There's something about malapropism that seems very applicable to political life. A certain president named Eisenhower and a certain vice president named Quayle pop into mind. Need we come closer yet?

"Oh well, I'm not qualified to speak on that," Ivey says, and stops. After a moment or two: "I have very rabid views."

Did you say rabid, ma'am?

"Rabid."

Well, we now do have a president who . . .

"I'm not sure they're malapropisms. I don't think he has the hold on malaprops that she does. He just says stupid things. And for all her mistakes, she has good feelings. . ."

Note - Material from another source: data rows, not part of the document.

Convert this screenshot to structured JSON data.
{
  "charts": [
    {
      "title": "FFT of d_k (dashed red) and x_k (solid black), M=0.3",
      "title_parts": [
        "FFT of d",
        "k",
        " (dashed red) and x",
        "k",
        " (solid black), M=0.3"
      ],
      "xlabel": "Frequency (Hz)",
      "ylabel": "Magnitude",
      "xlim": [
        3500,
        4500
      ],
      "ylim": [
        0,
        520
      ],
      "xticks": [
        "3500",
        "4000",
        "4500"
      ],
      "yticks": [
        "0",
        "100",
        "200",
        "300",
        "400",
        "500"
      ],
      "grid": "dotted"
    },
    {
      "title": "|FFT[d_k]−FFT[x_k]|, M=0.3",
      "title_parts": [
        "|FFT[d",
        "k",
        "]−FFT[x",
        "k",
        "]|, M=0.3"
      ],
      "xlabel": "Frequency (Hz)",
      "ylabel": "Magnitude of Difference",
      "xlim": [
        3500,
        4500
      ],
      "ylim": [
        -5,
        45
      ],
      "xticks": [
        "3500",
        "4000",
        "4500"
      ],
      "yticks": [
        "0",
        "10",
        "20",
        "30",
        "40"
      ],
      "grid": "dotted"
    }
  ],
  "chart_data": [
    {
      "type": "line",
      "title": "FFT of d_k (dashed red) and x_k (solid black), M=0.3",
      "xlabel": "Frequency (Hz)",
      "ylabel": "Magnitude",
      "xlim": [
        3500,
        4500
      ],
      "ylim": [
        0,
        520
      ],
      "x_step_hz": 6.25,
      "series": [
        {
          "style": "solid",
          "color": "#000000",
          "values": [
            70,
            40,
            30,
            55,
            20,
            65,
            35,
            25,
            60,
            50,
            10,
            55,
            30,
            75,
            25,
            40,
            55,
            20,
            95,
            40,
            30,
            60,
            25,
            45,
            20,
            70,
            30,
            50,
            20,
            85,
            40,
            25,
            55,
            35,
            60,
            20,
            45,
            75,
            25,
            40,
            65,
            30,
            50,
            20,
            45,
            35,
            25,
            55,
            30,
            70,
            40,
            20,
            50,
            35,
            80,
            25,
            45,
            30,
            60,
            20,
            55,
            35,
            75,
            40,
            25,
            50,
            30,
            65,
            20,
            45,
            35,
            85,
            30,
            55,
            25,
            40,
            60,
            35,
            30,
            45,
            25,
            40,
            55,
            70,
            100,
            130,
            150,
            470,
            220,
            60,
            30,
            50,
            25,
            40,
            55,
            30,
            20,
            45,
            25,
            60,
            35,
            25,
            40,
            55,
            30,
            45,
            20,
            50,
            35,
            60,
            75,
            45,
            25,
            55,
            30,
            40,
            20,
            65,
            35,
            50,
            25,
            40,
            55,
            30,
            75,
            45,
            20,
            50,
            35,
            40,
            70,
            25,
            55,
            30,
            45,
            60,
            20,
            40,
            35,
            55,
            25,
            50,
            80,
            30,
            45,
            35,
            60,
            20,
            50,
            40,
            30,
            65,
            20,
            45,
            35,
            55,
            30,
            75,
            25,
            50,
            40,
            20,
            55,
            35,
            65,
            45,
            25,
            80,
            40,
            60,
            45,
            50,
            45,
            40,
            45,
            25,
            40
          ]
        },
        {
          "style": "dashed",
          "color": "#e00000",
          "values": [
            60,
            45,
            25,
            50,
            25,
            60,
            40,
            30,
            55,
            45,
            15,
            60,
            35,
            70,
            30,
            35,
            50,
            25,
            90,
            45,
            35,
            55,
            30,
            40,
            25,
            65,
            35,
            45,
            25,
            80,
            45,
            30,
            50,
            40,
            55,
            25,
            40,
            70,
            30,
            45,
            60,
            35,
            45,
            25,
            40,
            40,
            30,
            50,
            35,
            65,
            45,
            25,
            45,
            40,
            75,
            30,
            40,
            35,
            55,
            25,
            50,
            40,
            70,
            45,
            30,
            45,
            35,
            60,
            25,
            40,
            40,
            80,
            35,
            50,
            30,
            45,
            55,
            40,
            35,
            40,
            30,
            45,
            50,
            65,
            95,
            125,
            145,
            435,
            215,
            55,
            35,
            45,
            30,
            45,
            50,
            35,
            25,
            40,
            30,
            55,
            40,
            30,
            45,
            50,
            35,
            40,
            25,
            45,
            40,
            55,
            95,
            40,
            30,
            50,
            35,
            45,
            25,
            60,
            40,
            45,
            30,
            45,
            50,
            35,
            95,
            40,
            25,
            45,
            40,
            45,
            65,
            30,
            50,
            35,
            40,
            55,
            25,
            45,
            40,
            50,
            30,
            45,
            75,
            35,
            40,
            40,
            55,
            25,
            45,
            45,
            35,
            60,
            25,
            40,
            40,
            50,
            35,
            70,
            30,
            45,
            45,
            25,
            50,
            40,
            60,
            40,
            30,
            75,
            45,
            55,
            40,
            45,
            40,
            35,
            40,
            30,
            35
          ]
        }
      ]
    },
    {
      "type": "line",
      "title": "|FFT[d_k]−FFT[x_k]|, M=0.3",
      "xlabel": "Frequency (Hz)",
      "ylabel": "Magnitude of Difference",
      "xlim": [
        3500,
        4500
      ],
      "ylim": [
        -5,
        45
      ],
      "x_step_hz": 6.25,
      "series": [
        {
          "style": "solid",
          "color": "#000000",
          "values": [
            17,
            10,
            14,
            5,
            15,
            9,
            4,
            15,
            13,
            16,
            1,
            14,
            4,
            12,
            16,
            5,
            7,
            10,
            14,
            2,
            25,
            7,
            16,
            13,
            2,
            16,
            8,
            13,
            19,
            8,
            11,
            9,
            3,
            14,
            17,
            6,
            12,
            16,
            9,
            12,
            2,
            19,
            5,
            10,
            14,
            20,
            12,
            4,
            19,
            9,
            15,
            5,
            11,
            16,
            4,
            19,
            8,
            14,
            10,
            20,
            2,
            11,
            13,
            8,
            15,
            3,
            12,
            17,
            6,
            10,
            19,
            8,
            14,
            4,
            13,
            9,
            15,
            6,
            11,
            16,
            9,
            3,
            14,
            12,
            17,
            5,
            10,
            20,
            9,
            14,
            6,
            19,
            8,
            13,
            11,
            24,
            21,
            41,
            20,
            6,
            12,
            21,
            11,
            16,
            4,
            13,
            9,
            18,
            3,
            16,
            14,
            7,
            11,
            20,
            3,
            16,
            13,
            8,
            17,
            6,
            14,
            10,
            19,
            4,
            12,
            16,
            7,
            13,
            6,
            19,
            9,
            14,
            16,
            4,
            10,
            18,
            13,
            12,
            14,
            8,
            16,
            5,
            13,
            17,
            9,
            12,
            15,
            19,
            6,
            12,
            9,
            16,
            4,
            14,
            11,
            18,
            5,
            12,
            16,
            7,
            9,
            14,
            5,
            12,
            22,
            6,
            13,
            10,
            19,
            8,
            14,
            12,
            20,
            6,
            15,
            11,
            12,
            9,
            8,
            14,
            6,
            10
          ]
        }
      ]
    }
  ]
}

Dana Ivey has no strings, no connections, "no significant other." What she does have is ability, stage presence and work. She travels a lot, between work. There's a ring on her left hand that's "a present from me to myself." She got it last February in Sri Lanka. She's been three times to Egypt with Archaeological Tours and once to Sri Lanka. In London she knows — as this writer does — where the plaque is, off Piccadilly near Shepherd's Market, marking the residence there for some years of Richard Brinsley Sheridan. Mrs. Malaprop runs the antiques shop around the corner.

CAPTAIN JACK ABSOLUTE: I have hopes, madam, that time will bring the young lady —
MRS. MALAPROP: Oh, there's nothing to be hoped for from her! she's as headstrong as an allegory on the banks of the Nile.